There's No Place Like Home (1996)

Lookout!


As far as EPs go, it is rare to find one that doesn't become obsolete within a year after it's released. Too many bands put out EPs only to fill their next studio album with four or five songs that have already been released via said EP. That is not the case with Fifteen's There's No Place Like Home. Three of the songs, "Ain't Life A Drag," "All The Good Times," and "Hey Joe" came from the out-of-print 7-inch Ain't Life A Drag, which makes this EP even more special since it gives the listener three songs that otherwise would have become extinct.

For only about 6 dollars, There's No Place Like Home is an epic EP by any standards. It begins with the "I don't need it" anthem, "Sun Song," about the commodification of modern life.

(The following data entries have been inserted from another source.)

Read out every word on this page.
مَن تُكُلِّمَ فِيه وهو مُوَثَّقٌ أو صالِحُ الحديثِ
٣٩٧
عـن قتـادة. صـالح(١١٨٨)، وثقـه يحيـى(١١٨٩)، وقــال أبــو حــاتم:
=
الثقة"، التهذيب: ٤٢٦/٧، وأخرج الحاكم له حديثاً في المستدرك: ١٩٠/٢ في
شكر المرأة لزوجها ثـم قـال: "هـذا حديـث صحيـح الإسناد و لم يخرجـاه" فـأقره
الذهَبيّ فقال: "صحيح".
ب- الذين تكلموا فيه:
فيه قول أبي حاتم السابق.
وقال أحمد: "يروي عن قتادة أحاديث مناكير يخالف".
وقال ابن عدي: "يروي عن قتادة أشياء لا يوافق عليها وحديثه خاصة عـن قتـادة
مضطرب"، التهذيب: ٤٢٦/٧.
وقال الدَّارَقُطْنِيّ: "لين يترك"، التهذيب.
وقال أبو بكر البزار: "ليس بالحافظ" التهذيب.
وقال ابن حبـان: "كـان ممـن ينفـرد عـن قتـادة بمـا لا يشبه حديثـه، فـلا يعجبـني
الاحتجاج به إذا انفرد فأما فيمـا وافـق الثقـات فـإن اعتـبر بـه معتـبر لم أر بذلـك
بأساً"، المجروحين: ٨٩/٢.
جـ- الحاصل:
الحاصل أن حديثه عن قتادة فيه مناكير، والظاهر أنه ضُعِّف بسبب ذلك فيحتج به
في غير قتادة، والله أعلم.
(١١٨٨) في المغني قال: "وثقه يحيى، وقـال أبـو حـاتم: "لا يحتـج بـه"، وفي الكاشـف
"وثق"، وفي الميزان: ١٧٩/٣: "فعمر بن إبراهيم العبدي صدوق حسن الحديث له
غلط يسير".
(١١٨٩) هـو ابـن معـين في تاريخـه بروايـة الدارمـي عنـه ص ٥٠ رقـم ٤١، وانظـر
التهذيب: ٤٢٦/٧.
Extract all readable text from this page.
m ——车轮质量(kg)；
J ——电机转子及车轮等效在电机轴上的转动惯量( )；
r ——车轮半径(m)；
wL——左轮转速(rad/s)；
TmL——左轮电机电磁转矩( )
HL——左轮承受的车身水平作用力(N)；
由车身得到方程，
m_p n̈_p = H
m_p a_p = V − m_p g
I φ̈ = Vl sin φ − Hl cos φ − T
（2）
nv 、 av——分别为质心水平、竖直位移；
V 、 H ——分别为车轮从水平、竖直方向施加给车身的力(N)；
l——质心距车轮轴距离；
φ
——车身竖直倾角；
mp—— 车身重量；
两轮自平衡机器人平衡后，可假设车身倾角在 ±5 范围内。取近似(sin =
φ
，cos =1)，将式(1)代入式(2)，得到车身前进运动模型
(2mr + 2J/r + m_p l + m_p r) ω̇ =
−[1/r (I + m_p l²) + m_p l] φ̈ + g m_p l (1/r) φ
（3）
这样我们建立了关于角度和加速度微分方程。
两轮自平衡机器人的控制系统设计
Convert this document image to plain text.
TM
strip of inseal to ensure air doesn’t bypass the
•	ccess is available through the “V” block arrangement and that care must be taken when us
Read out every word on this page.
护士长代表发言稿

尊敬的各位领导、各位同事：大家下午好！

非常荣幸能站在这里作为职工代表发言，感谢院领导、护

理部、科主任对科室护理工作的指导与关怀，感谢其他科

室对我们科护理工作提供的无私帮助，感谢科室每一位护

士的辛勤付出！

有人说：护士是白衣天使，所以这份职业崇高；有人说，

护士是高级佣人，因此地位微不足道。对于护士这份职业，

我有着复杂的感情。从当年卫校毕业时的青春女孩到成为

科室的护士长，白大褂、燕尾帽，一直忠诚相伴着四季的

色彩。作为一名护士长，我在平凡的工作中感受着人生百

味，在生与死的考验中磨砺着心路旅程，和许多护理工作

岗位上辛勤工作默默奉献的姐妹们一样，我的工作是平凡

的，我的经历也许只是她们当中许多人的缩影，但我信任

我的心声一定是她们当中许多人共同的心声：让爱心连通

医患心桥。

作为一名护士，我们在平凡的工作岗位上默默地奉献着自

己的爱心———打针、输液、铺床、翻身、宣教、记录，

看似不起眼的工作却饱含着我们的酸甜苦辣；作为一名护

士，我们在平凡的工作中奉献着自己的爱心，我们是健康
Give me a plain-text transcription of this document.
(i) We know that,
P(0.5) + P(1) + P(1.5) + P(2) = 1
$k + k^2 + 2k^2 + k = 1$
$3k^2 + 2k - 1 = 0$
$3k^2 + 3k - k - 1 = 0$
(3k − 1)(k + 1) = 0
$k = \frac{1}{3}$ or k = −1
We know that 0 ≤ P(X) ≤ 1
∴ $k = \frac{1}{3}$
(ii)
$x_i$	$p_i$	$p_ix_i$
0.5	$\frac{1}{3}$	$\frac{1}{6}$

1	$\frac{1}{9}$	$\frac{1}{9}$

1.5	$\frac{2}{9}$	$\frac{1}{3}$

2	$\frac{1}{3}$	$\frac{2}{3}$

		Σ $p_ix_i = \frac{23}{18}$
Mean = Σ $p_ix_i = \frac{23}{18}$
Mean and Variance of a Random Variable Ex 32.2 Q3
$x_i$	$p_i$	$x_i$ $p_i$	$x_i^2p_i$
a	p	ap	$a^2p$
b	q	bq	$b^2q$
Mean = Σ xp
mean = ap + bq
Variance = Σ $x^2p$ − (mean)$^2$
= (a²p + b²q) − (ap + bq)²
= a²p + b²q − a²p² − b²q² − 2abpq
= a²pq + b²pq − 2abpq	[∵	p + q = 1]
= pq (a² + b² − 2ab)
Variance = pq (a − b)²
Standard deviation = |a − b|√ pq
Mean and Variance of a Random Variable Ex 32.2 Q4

Of the companies and corporations listed, Preparation H is the one that seems to not quite fit, as it does have a certain medical value for those suffering from red, bumpy butts. Track two is the shout-along bouncer "Land Mine," forcing the listener to realize the brutality and inhumanity of land mines and conscription.

Although this reviewer is a child of the 80's and thus prone to varying levels of ADD, tracks three and four, "924," and "Ain't Life A Drag," charting in past the five-minute mark, are hardly intolerable. The eclectic slow punk/bluesy anthem complete with harmonica, "Ain't Life A Drag," is a promising reminder that money doesn't buy happiness (which makes it a lot easier for me to live with my cheap self).

Track five, "All The Good Times," is a tribute to life itself. Without ruining it for anyone, the song can be described as "cute," "powerful," "feel-good song of the decade," or pretty much any "positive" adjectives. Judging from Jeff Ott's past, it is either so bitterly sarcastic that it becomes believable, or he was actually able to find moments of life worth capturing and immortalizing.

The only reason this album is not a 10 is for the attempt at Jimi Hendrix's "Hey Joe," which is just not very listenable.

Complete with a full audio zine replaying the life and death of a young girl to a heroin overdose and a secret, unlisted acoustic song at the end, there are few better buys than Fifteen's There's No Place Like Home.